As usual it is melancholy to have to record another Indian outbreak. In May, 1890, reports came in that the Indians were in a state of great excitement caused by the promised coming of their Messiah, whose advent was openly preached by a leading medicine man of the Shoshones in September, and this Indian millennium was spoken of as the "Return of the Ghosts," as all the dead Indians were to return to life, and repeople the decimated tribes. Large herds of buffaloes and horses were to gallop in the Messiah's train. The Great Manitou had seen his children suffer long enough. When the grass grew again he would gather all faithful Indians around him, and roll back the earth upon the palefaces. Thirty feet of additional soil, well sodded and timbered, would the Messiah roll upon the earth, burying under it the white oppressors of the red men, all those who escaped from smothering being metamorphosed into buffaloes and catfish.

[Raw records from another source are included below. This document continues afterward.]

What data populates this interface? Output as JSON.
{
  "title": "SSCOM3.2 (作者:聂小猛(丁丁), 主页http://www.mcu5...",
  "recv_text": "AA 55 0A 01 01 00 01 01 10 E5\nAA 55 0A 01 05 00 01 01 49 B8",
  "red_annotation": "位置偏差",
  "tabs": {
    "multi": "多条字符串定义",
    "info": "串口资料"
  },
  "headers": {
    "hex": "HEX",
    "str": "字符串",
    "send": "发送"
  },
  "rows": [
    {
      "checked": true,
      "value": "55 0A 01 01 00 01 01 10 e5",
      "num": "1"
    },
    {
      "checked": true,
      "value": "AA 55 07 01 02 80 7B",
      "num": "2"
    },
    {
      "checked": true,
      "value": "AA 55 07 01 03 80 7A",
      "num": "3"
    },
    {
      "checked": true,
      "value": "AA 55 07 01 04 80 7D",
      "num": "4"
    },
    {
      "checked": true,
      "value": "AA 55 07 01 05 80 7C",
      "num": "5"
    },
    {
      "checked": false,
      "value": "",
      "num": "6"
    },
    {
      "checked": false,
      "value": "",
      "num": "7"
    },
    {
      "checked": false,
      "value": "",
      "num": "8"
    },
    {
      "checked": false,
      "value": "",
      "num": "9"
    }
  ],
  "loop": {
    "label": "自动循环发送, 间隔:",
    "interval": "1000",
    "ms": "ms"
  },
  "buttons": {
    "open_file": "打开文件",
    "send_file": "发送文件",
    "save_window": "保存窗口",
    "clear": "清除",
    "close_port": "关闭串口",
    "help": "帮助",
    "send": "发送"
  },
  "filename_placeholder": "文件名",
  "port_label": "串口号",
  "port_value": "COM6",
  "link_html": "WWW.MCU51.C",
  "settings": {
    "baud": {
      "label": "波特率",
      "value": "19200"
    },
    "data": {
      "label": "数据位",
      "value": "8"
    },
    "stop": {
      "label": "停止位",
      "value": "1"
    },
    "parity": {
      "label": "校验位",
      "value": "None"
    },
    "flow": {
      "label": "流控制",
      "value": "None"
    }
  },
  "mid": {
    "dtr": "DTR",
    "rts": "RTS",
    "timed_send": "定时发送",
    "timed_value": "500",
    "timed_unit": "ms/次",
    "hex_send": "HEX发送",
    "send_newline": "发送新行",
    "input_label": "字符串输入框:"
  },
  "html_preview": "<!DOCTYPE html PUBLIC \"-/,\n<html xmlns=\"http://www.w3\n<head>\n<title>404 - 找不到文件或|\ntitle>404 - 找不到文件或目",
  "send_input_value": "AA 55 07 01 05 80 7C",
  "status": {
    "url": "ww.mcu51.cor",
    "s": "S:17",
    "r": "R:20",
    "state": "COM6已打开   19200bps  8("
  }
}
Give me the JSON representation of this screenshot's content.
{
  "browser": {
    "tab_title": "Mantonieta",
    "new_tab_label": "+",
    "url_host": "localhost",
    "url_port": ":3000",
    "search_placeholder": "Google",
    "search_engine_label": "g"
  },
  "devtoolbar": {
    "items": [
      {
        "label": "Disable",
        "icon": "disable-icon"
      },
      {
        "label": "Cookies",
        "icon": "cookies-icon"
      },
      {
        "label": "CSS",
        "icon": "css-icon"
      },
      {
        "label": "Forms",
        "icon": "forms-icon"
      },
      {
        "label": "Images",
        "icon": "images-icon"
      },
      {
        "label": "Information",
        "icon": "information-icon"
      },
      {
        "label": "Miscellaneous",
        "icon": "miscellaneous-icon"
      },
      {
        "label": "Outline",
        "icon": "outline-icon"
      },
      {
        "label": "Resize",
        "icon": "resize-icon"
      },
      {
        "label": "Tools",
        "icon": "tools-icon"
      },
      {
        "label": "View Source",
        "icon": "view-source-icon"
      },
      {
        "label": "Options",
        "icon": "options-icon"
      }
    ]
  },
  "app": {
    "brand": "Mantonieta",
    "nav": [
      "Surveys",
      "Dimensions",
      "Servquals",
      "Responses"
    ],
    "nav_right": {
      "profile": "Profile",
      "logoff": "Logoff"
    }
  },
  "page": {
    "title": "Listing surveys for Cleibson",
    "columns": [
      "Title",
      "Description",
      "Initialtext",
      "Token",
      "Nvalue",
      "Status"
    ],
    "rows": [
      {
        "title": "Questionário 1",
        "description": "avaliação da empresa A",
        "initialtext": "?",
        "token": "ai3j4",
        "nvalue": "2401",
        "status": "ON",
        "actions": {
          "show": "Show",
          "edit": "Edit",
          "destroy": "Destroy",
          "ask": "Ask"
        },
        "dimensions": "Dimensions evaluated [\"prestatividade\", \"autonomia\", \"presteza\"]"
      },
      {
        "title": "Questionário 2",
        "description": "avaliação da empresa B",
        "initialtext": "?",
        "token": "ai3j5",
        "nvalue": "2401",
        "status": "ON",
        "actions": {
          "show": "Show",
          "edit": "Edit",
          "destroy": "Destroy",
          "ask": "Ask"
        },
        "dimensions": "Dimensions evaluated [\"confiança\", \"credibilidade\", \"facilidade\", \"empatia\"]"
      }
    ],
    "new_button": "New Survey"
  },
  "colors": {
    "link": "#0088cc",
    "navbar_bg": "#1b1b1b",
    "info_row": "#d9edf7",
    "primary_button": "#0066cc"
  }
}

Then would the "happy hunting ground" of the Indian's dream be realized. While waiting for their Messiah the Indians were to show their devotion by dancing continuously for five days and nights. These "Dances of Death," better known as the "Ghost Dances," began during the last week of October. Meantime half a dozen Messiahs appeared, the most widely accepted being the son of Wal-tit-a-win; although Co-we-go, at Mt. Grant, as well as Queetize-ow, a Piute, had each a strong following.

The craze of the "Return of the Ghosts" gained its most fervent believers among the Sioux Indians, and the wily chief, Sitting Bull, posed as its high

CHAP. XXXVIII.

46

THE GHOST DANCES."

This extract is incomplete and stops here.